Jimmy Carpenter had just moved from his recliner to a sofa when a tree crushed half of his mobile home. Carpenter was safe, as were his wife and pregnant daughter, but the taxidermy trophies on his wall were destroyed.


“Look at that…It crushed my deer heads,” Carpenter said. “We can replace the trailer, but them deer heads are hard to come by.”


It was the biggest story of the decade and the first time I ever participated in award-winning journalism. Our staff took first place in our division for spot news coverage in the North Carolina Press Association awards. A judge noted that we did exceptional work getting out a paper that day, when few others did. As Steve says, “Not really. We were just lucky that we had power.”


Soon enough, though, we were both back to covering sports.


Hugo hit on a Friday morning. High school games were canceled throughout the area, but the NC State-North Carolina football game was on as scheduled Saturday afternoon. Steve and I drove to Raleigh for the game, which the Wolfpack won 40-6. Driving back into town late that night was like entering a war zone.


The next few weeks were a grind, trying to live without power and work and hearing the heartwrenching stories from South Carolina about those who survived the storm, those who didn’t and all they endured.


A few months later I was offered a job at the Myrtle Beach Sun-News to write about golf on the Grand Strand, but I couldn’t bring myself to take it. The entire area was still decimated.


I’ve made it through a surprising number of hurricanes since that early morning experience 25 years ago.

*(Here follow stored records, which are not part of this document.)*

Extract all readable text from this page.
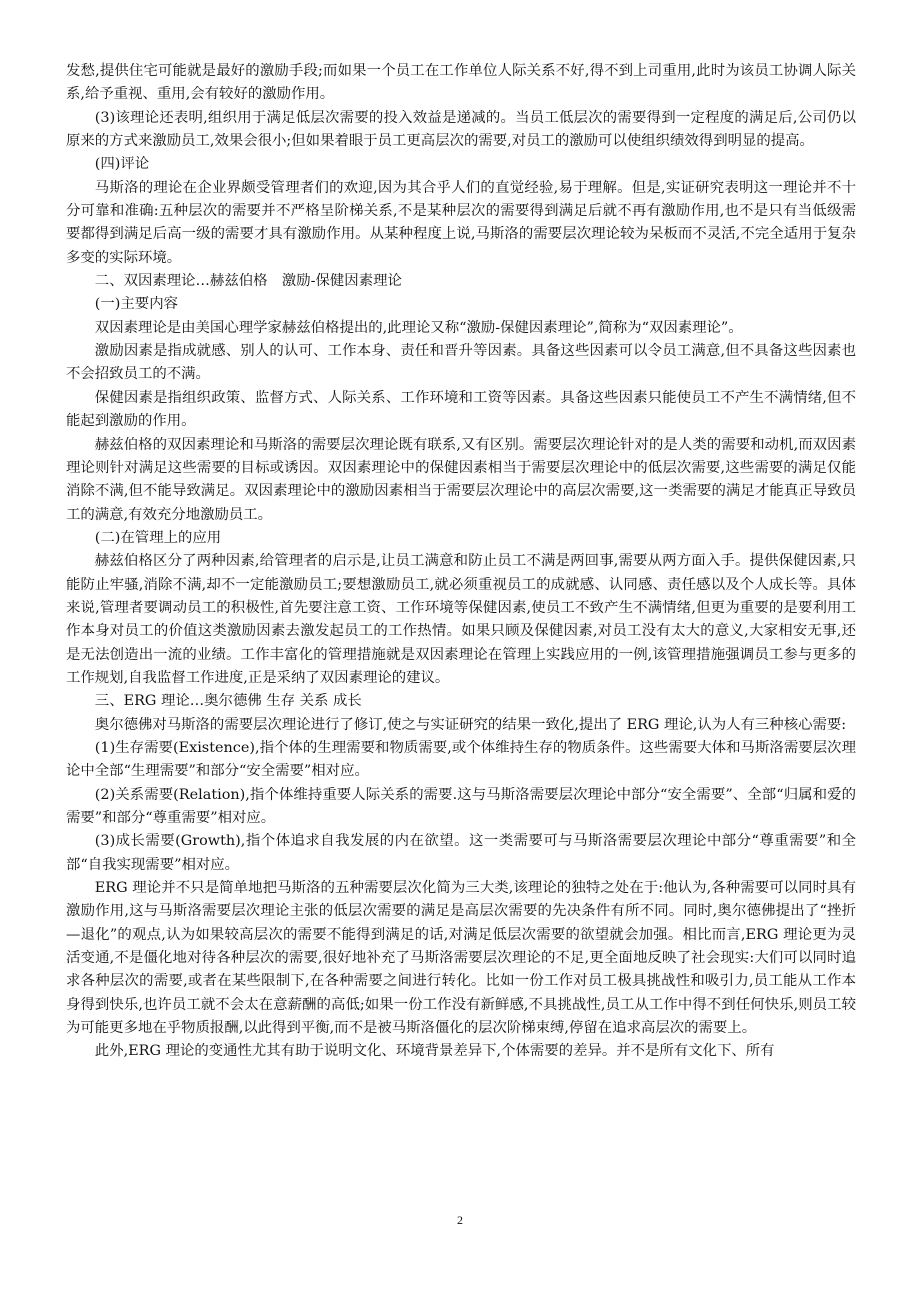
发愁,提供住宅可能就是最好的激励手段;而如果一个员工在工作单位人际关系不好,得不到上司重用,此时为该员工协调人际关系,给予重视、重用,会有较好的激励作用。

(3)该理论还表明,组织用于满足低层次需要的投入效益是递减的。当员工低层次的需要得到一定程度的满足后,公司仍以原来的方式来激励员工,效果会很小;但如果着眼于员工更高层次的需要,对员工的激励可以使组织绩效得到明显的提高。

(四)评论

马斯洛的理论在企业界颇受管理者们的欢迎,因为其合乎人们的直觉经验,易于理解。但是,实证研究表明这一理论并不十分可靠和准确:五种层次的需要并不严格呈阶梯关系,不是某种层次的需要得到满足后就不再有激励作用,也不是只有当低级需要都得到满足后高一级的需要才具有激励作用。从某种程度上说,马斯洛的需要层次理论较为呆板而不灵活,不完全适用于复杂多变的实际环境。

二、双因素理论…赫兹伯格　激励-保健因素理论

(一)主要内容

双因素理论是由美国心理学家赫兹伯格提出的,此理论又称“激励-保健因素理论”,简称为“双因素理论”。

激励因素是指成就感、别人的认可、工作本身、责任和晋升等因素。具备这些因素可以令员工满意,但不具备这些因素也不会招致员工的不满。

保健因素是指组织政策、监督方式、人际关系、工作环境和工资等因素。具备这些因素只能使员工不产生不满情绪,但不能起到激励的作用。

赫兹伯格的双因素理论和马斯洛的需要层次理论既有联系,又有区别。需要层次理论针对的是人类的需要和动机,而双因素理论则针对满足这些需要的目标或诱因。双因素理论中的保健因素相当于需要层次理论中的低层次需要,这些需要的满足仅能消除不满,但不能导致满足。双因素理论中的激励因素相当于需要层次理论中的高层次需要,这一类需要的满足才能真正导致员工的满意,有效充分地激励员工。

(二)在管理上的应用

赫兹伯格区分了两种因素,给管理者的启示是,让员工满意和防止员工不满是两回事,需要从两方面入手。提供保健因素,只能防止牢骚,消除不满,却不一定能激励员工;要想激励员工,就必须重视员工的成就感、认同感、责任感以及个人成长等。具体来说,管理者要调动员工的积极性,首先要注意工资、工作环境等保健因素,使员工不致产生不满情绪,但更为重要的是要利用工作本身对员工的价值这类激励因素去激发起员工的工作热情。如果只顾及保健因素,对员工没有太大的意义,大家相安无事,还是无法创造出一流的业绩。工作丰富化的管理措施就是双因素理论在管理上实践应用的一例,该管理措施强调员工参与更多的工作规划,自我监督工作进度,正是采纳了双因素理论的建议。

三、ERG 理论…奥尔德佛 生存 关系 成长

奥尔德佛对马斯洛的需要层次理论进行了修订,使之与实证研究的结果一致化,提出了 ERG 理论,认为人有三种核心需要:

(1)生存需要(Existence),指个体的生理需要和物质需要,或个体维持生存的物质条件。这些需要大体和马斯洛需要层次理论中全部“生理需要”和部分“安全需要”相对应。

(2)关系需要(Relation),指个体维持重要人际关系的需要.这与马斯洛需要层次理论中部分“安全需要”、全部“归属和爱的需要”和部分“尊重需要”相对应。

(3)成长需要(Growth),指个体追求自我发展的内在欲望。这一类需要可与马斯洛需要层次理论中部分“尊重需要”和全部“自我实现需要”相对应。

ERG 理论并不只是简单地把马斯洛的五种需要层次化简为三大类,该理论的独特之处在于:他认为,各种需要可以同时具有激励作用,这与马斯洛需要层次理论主张的低层次需要的满足是高层次需要的先决条件有所不同。同时,奥尔德佛提出了“挫折—退化”的观点,认为如果较高层次的需要不能得到满足的话,对满足低层次需要的欲望就会加强。相比而言,ERG 理论更为灵活变通,不是僵化地对待各种层次的需要,很好地补充了马斯洛需要层次理论的不足,更全面地反映了社会现实:大们可以同时追求各种层次的需要,或者在某些限制下,在各种需要之间进行转化。比如一份工作对员工极具挑战性和吸引力,员工能从工作本身得到快乐,也许员工就不会太在意薪酬的高低;如果一份工作没有新鲜感,不具挑战性,员工从工作中得不到任何快乐,则员工较为可能更多地在乎物质报酬,以此得到平衡,而不是被马斯洛僵化的层次阶梯束缚,停留在追求高层次的需要上。

此外,ERG 理论的变通性尤其有助于说明文化、环境背景差异下,个体需要的差异。并不是所有文化下、所有

2
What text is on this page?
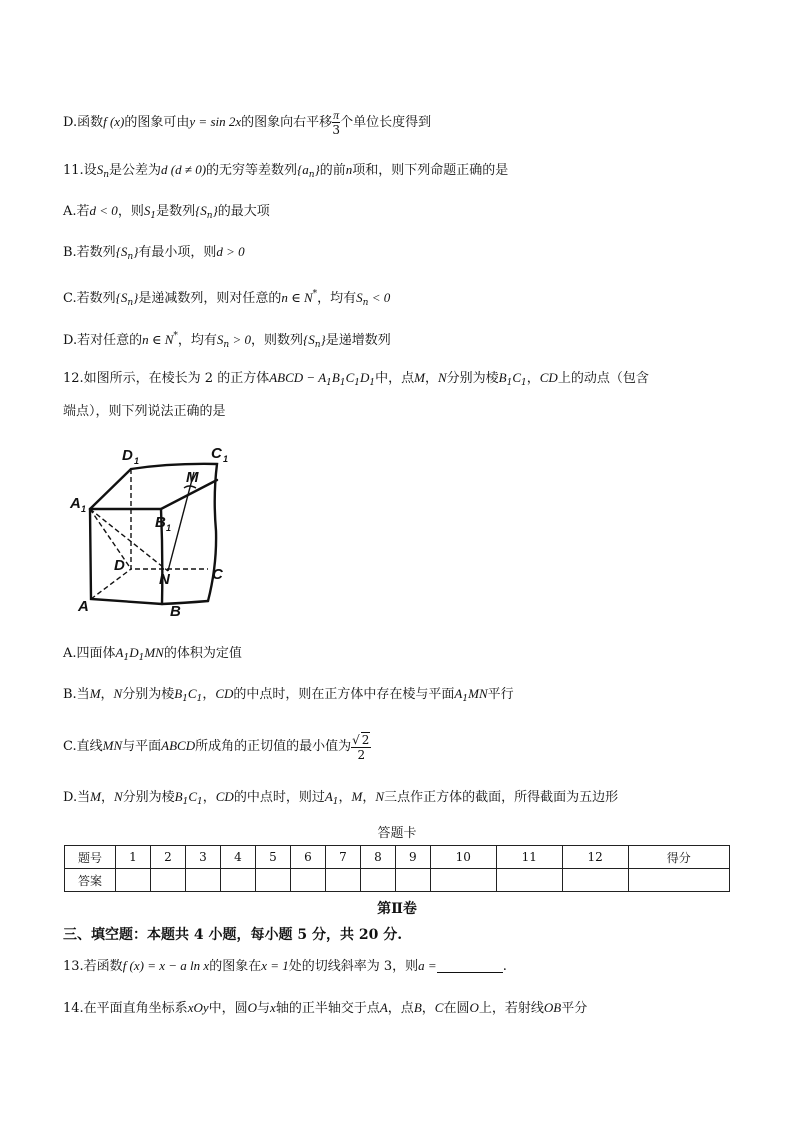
D.函数f (x)的图象可由y = sin 2x的图象向右平移 $\frac{\pi}{3}$ 个单位长度得到
11.设$S_n$是公差为d (d ≠ 0)的无穷等差数列$\{a_n\}$的前n项和，则下列命题正确的是
A.若d < 0，则$S_1$是数列$\{S_n\}$的最大项
B.若数列$\{S_n\}$有最小项，则d > 0
C.若数列$\{S_n\}$是递减数列，则对任意的n ∈ N*，均有$S_n < 0$
D.若对任意的n ∈ N*，均有$S_n > 0$，则数列$\{S_n\}$是递增数列
12.如图所示，在棱长为 2 的正方体ABCD − $A_1B_1C_1D_1$中，点M，N分别为棱$B_1C_1$，CD上的动点（包含
端点），则下列说法正确的是
D 1	C 1
M
A 1
B 1
D
N	C
A	B
A.四面体$A_1D_1MN$的体积为定值
B.当M，N分别为棱$B_1C_1$，CD的中点时，则在正方体中存在棱与平面$A_1MN$平行
C.直线MN与平面ABCD所成角的正切值的最小值为 $\frac{√ 2}{2}$
D.当M，N分别为棱$B_1C_1$，CD的中点时，则过$A_1$，M，N三点作正方体的截面，所得截面为五边形
答题卡
题号	1	2	3	4	5	6	7	8	9	10	11	12	得分
答案													
第Ⅱ卷
三、填空题：本题共 4 小题，每小题 5 分，共 20 分.
13.若函数f (x) = x − a ln x的图象在x = 1处的切线斜率为 3，则a =	.
14.在平面直角坐标系xOy中，圆O与x轴的正半轴交于点A，点B，C在圆O上，若射线OB平分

I played golf Hope Valley Country Club in Durham with Steve Elling, Dave Droschak and Chip Alexander the day Hurricane Fran hit Raleigh in 1996. The last three holes were the soggiest I have ever played. 

Two days later, the airport was still running on generators when I flew to Syracuse to cover North Carolina’s win at the Carrier Dome. NC State played Georgia Tech at Carter-Finley Stadium that day on about half of its electricity.


From the window of our resort hotel, my wife and I watched a minor Category 1 hurricane hit the beach at Aventura, Fla., snuggled up with no electricity and food from the defrosting hotel kitchen. They didn’t even bother to charge us for everything we took from the minibar that night.


When Floyd hit in 1999, I went to Greenville to cover the massive flooding around East Carolina’s campus. The entire eastern part of the state seemed to be under water. 
 
I even went to New Orleans a few years after Katrina for a week-long Habitat for Humanity project, funded by the Manning family of St. Charles Avenue Presbyterian Church (Archie, Eli and Peyton), to rebuild a neighborhood.

Hurricanes still scare me and, because of Hugo’s unbelievable wrath, always will.